Angry, lost, and betrayed. Matt Murdoch shares Bruce Wayne’s drive and energy, but lacks his focus. Plus his money, father-figure butler, connections due to his family name, mansion. Even sight (although I’ve always enjoyed Moss’ rant about how Daredevil is a blind guy with the super power of sight). Matt Murdock is worse case scenario Bruce Wayne. And season 3 explores that.

The highlight comes when young Matt wants to learn to box and his sparing partner refuses to participate. “I’m not punching a blind guy.”

Kingpin

Vincent D’Onofrio joined the series as Wilson Fisk in the fourth episode of season 1. Most viewers enjoyed the series from the first episode, but D’Onofrio’s arrival immediately changed the tone of the series and raised the stakes. His first evil act came in the closing moments of the show. The rest of the time, he projected power and threat, but also innocence. Let your guard down and you might even question why you thought he was the bad guy. Then bang. Bang. Bang bang bang with a car door on that dude’s face.

Season 3 pulls off a similar trick. We get Kingpin from the first episode, but he does nothing evil. In fact, he seems to have turned over a new leaf. Like, odds are he hasn’t. He’s Wilson Fisk. But all on screen evidence says he’s a new, morally upright man.

Foggy and Karen

Like a strong villain, supporting cast separates A-list comic book characters from B-list comic book characters. More kids know Lois Lane and Alfred than Doctor Strange or Silver Surfer. This series proved that Daredevil’s supporting cast ranks among the best. Some of season 3’s most exciting and important moments come from Foggy’s speeches and Karen’s investigations.

Furthermore, season 3 reunites the Matt/Foggy/Karen trio. It takes a while, but we get the chemistry of these three characters back.

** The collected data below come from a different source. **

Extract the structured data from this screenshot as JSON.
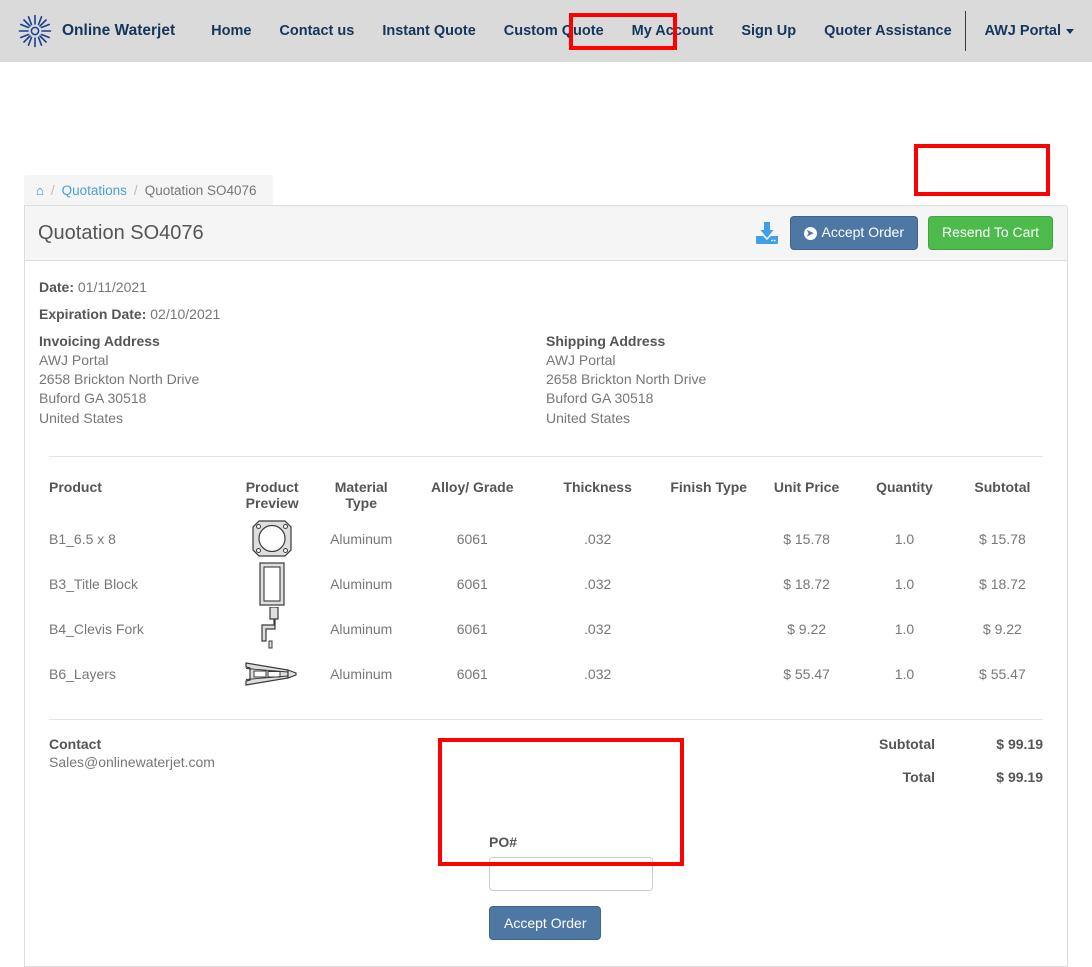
{
  "navbar": {
    "logo_icon": "sunburst-logo-icon",
    "brand": "Online Waterjet",
    "links": [
      {
        "label": "Home",
        "highlighted": false
      },
      {
        "label": "Contact us",
        "highlighted": false
      },
      {
        "label": "Instant Quote",
        "highlighted": false
      },
      {
        "label": "Custom Quote",
        "highlighted": false
      },
      {
        "label": "My Account",
        "highlighted": true
      },
      {
        "label": "Sign Up",
        "highlighted": false
      },
      {
        "label": "Quoter Assistance",
        "highlighted": false
      }
    ],
    "portal": "AWJ Portal",
    "portal_caret_icon": "chevron-down-icon"
  },
  "breadcrumb": {
    "home_icon": "home-icon",
    "separator": "/",
    "link": "Quotations",
    "current": "Quotation SO4076"
  },
  "panel": {
    "title": "Quotation SO4076",
    "download_icon": "download-icon",
    "accept_order_label": "Accept Order",
    "accept_order_icon": "arrow-right-circle-icon",
    "resend_label": "Resend To Cart",
    "accent_blue": "#4e77a3",
    "accent_green": "#4cbb4c",
    "highlight_red": "#fe0000"
  },
  "meta": {
    "date_label": "Date:",
    "date_value": "01/11/2021",
    "expiration_label": "Expiration Date:",
    "expiration_value": "02/10/2021"
  },
  "invoicing_address": {
    "title": "Invoicing Address",
    "lines": [
      "AWJ Portal",
      "2658 Brickton North Drive",
      "Buford GA 30518",
      "United States"
    ]
  },
  "shipping_address": {
    "title": "Shipping Address",
    "lines": [
      "AWJ Portal",
      "2658 Brickton North Drive",
      "Buford GA 30518",
      "United States"
    ]
  },
  "table": {
    "headers": {
      "product": "Product",
      "preview": "Product Preview",
      "material": "Material Type",
      "alloy": "Alloy/ Grade",
      "thickness": "Thickness",
      "finish": "Finish Type",
      "unit_price": "Unit Price",
      "quantity": "Quantity",
      "subtotal": "Subtotal"
    },
    "rows": [
      {
        "product": "B1_6.5 x 8",
        "preview_icon": "part-preview-flange-icon",
        "material": "Aluminum",
        "alloy": "6061",
        "thickness": ".032",
        "finish": "",
        "unit_price": "$ 15.78",
        "quantity": "1.0",
        "subtotal": "$ 15.78"
      },
      {
        "product": "B3_Title Block",
        "preview_icon": "part-preview-block-icon",
        "material": "Aluminum",
        "alloy": "6061",
        "thickness": ".032",
        "finish": "",
        "unit_price": "$ 18.72",
        "quantity": "1.0",
        "subtotal": "$ 18.72"
      },
      {
        "product": "B4_Clevis Fork",
        "preview_icon": "part-preview-fork-icon",
        "material": "Aluminum",
        "alloy": "6061",
        "thickness": ".032",
        "finish": "",
        "unit_price": "$ 9.22",
        "quantity": "1.0",
        "subtotal": "$ 9.22"
      },
      {
        "product": "B6_Layers",
        "preview_icon": "part-preview-layers-icon",
        "material": "Aluminum",
        "alloy": "6061",
        "thickness": ".032",
        "finish": "",
        "unit_price": "$ 55.47",
        "quantity": "1.0",
        "subtotal": "$ 55.47"
      }
    ]
  },
  "footer": {
    "contact_title": "Contact",
    "contact_email": "Sales@onlinewaterjet.com",
    "subtotal_label": "Subtotal",
    "subtotal_value": "$ 99.19",
    "total_label": "Total",
    "total_value": "$ 99.19"
  },
  "po_form": {
    "label": "PO#",
    "input_value": "",
    "input_placeholder": "",
    "submit_label": "Accept Order"
  }
}
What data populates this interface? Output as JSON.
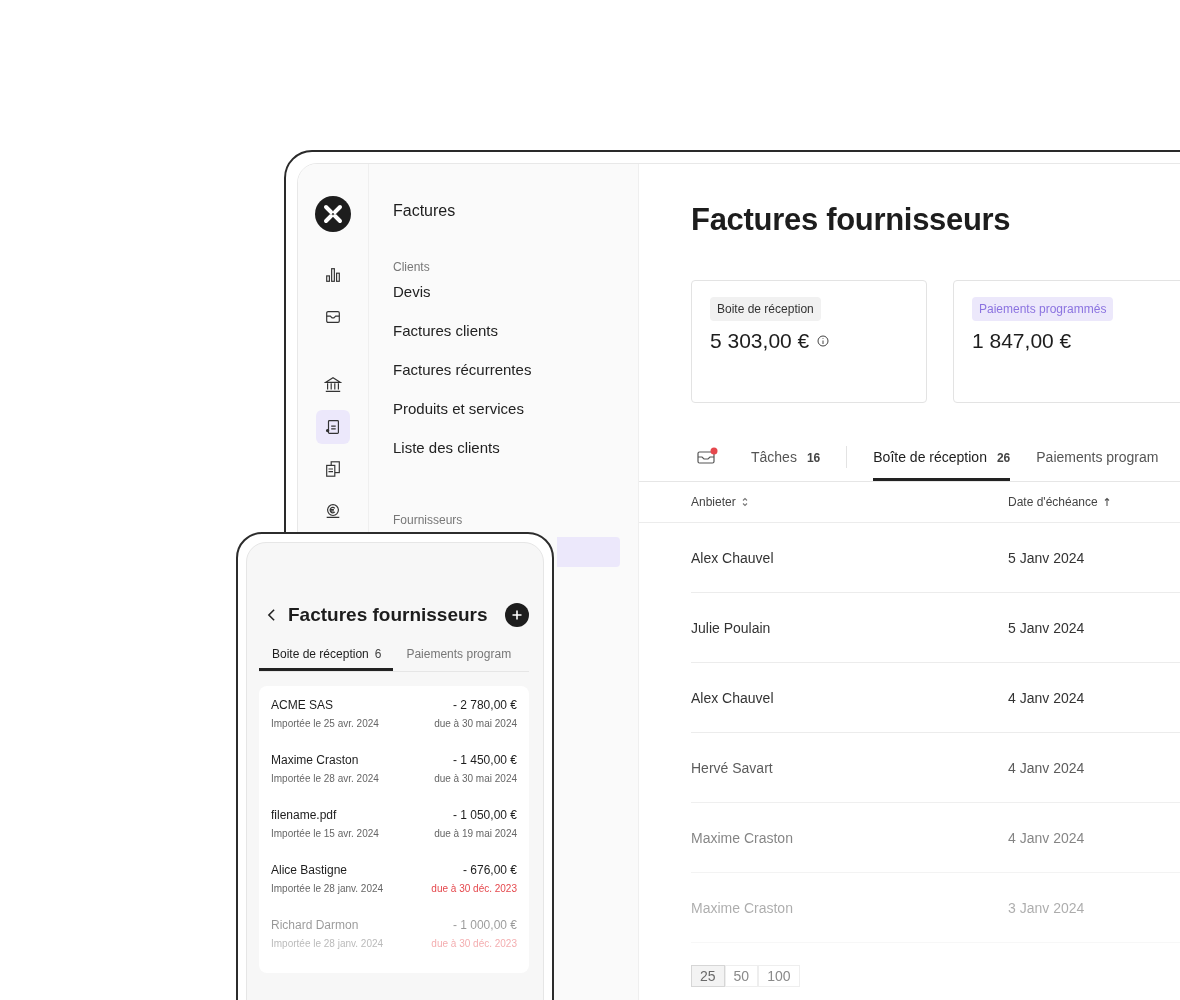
{
  "rail_items": [
    {
      "selected": false
    },
    {
      "selected": false
    },
    {
      "selected": false
    },
    {
      "selected": true
    },
    {
      "selected": false
    },
    {
      "selected": false
    }
  ],
  "nav": {
    "title": "Factures",
    "groups": [
      {
        "heading": "Clients",
        "items": [
          {
            "label": "Devis",
            "selected": false
          },
          {
            "label": "Factures clients",
            "selected": false
          },
          {
            "label": "Factures récurrentes",
            "selected": false
          },
          {
            "label": "Produits et services",
            "selected": false
          },
          {
            "label": "Liste des clients",
            "selected": false
          }
        ]
      },
      {
        "heading": "Fournisseurs",
        "items": [
          {
            "selected": true
          }
        ]
      }
    ]
  },
  "main": {
    "title": "Factures fournisseurs",
    "cards": [
      {
        "kind": "neutral",
        "tag": "Boite de réception",
        "amount": "5 303,00 €",
        "info": true
      },
      {
        "kind": "accent",
        "tag": "Paiements programmés",
        "amount": "1 847,00 €",
        "info": false
      }
    ],
    "tabs": [
      {
        "kind": "icon",
        "notification": true,
        "selected": false
      },
      {
        "kind": "text",
        "label": "Tâches",
        "count": "16",
        "selected": false
      },
      {
        "kind": "divider"
      },
      {
        "kind": "text",
        "label": "Boîte de réception",
        "count": "26",
        "selected": true
      },
      {
        "kind": "text",
        "label": "Paiements program",
        "selected": false
      }
    ],
    "table": {
      "columns": [
        {
          "label": "Anbieter",
          "kind": "sortable"
        },
        {
          "label": "Date d'échéance",
          "kind": "ascending"
        }
      ],
      "rows": [
        {
          "supplier": "Alex Chauvel",
          "due": "5 Janv 2024"
        },
        {
          "supplier": "Julie Poulain",
          "due": "5 Janv 2024"
        },
        {
          "supplier": "Alex Chauvel",
          "due": "4 Janv 2024"
        },
        {
          "supplier": "Hervé Savart",
          "due": "4 Janv 2024"
        },
        {
          "supplier": "Maxime Craston",
          "due": "4 Janv 2024"
        },
        {
          "supplier": "Maxime Craston",
          "due": "3 Janv 2024"
        }
      ]
    },
    "page_sizes": [
      {
        "label": "25",
        "selected": true
      },
      {
        "label": "50",
        "selected": false
      },
      {
        "label": "100",
        "selected": false
      }
    ]
  },
  "mobile": {
    "title": "Factures fournisseurs",
    "tabs": [
      {
        "label": "Boite de réception",
        "count": "6",
        "selected": true
      },
      {
        "label": "Paiements program",
        "selected": false
      }
    ],
    "invoices": [
      {
        "name": "ACME SAS",
        "amount": "- 2 780,00 €",
        "imported": "Importée le 25 avr. 2024",
        "due": "due à 30 mai 2024",
        "overdue": false
      },
      {
        "name": "Maxime Craston",
        "amount": "- 1 450,00 €",
        "imported": "Importée le 28 avr. 2024",
        "due": "due à 30 mai 2024",
        "overdue": false
      },
      {
        "name": "filename.pdf",
        "amount": "- 1 050,00 €",
        "imported": "Importée le 15 avr. 2024",
        "due": "due à 19 mai 2024",
        "overdue": false
      },
      {
        "name": "Alice Bastigne",
        "amount": "- 676,00 €",
        "imported": "Importée le 28 janv. 2024",
        "due": "due à 30 déc. 2023",
        "overdue": true
      },
      {
        "name": "Richard Darmon",
        "amount": "- 1 000,00 €",
        "imported": "Importée le 28 janv. 2024",
        "due": "due à 30 déc. 2023",
        "overdue": true
      }
    ]
  }
}
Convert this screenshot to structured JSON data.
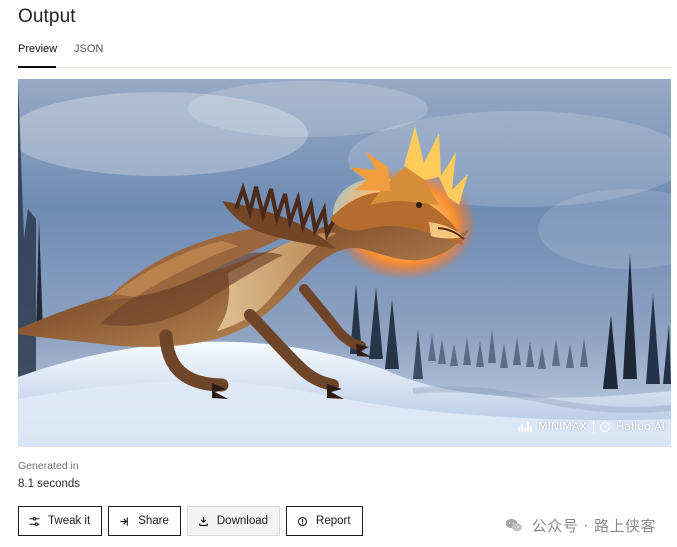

Agents Nadeem and Poindexter

Characters original to adaptations walk a thin line. Too much focus, like James Marsden’s Richard White in Superman Returns, and they feel like vanity characters. Not enough focus, like Neal McDonough’s Lt. Hawk, and they feel like red shirts.

Both Nadeem and Poindexter, agents working on Wilson Fisk’s case, receive as much screen time as Matt, Foggy, Karen, and Fisk. Their characters develop over the series, and they play major roles in the series plot. However, they succeed in earning that spot by being compelling characters whose stories the series explores exceptionally well. Take all Marvel characters out of this series and run it as a straight procedural cop show, I’d still watch it for the Nadeem arc.

Closure

Best of all, this feels like the end of the series. Major storylines are concluded. Few plot threads dangle. There’s a post credit tease, and there’s enough to the world and the characters that there could be a season 4. There just doesn’t need to be. Which is good, since there never will be. Considering the circumstances that ended the series, it’s comforting to know that it didn’t trail off, it ended. Well.